FBI director James Comey has confirmed for the first time that the FBI is investigating alleged Russian interference in the 2016 election.
However, Mr Comey said his agency had seen no evidence to back up President Trump's claim that his phones had been tapped by the Obama administration.
He was giving evidence to the congressional intelligence committee.
Mr. Comey said that it was unusual for the F.B.I. to confirm or deny the existence of any investigations, but that in unusual circumstances when it is in the public interest, the bureau will sometimes discuss such matters.
The Trump administration said nothing had changed and there was "no evidence of Trump-Russia collusion".
Russia has always denied attempting to influence the US presidential election.
The FBI investigation would examine possible links between individuals in the Trump campaign and the Russian government and whether there was co-ordination between the Trump campaign and Russia, Mr Comey said.
The FBI would also assess whether crimes were committed, he said.
Mr Comey said the investigation was "very complex" and he could not give a timetable for its completion.
"We will follow the facts wherever they lead," he said.
Mr Comey said he had no information on unsubstantiated claims tweeted by Mr Trump this month that former President Barack Obama had ordered a wiretap on Trump Tower.
This was despite looking carefully for such evidence, he said.
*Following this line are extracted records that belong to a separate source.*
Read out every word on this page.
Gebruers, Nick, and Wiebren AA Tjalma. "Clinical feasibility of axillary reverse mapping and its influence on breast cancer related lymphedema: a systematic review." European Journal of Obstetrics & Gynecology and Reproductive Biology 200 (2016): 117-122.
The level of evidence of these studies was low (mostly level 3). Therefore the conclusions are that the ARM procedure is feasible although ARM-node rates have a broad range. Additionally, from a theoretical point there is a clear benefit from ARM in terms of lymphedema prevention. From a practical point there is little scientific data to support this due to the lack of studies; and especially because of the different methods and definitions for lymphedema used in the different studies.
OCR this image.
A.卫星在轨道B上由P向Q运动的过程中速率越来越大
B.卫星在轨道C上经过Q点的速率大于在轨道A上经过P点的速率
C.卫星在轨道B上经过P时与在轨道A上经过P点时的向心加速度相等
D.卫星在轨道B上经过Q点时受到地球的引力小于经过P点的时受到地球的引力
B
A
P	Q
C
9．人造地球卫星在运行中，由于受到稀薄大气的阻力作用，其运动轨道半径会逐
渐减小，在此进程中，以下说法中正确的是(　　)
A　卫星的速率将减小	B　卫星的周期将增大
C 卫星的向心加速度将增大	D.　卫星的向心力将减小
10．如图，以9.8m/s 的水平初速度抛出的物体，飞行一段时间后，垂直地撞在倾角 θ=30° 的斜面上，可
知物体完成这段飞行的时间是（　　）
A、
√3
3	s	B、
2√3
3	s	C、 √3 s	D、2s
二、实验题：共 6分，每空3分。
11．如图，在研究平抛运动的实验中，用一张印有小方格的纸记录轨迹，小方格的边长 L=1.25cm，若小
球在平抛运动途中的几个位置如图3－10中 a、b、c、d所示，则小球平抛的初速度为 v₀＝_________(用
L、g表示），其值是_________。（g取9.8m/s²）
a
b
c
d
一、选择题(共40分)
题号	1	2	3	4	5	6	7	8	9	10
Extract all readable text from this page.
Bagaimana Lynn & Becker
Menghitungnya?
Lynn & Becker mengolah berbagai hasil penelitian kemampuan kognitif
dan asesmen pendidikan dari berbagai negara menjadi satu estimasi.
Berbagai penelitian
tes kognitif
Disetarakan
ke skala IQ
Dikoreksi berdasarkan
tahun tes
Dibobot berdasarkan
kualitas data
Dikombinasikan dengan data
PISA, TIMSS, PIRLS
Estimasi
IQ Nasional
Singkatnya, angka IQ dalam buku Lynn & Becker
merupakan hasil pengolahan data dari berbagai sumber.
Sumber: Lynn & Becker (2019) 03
The Department of Justice also had no information, he said.
But White House press secretary Sean Spicer suggested the administration was not concerned, saying: "You can continue to look for something, but continuing to look for something that doesn't exist doesn't matter."
National Security Agency (NSA) chief Admiral Mike Rogers also appeared before the committee.
He said the NSA stood by an intelligence community report published in January, which said that Russian President Vladimir Putin had ordered a campaign to harm the campaign of Mr Trump's rival, Hillary Clinton.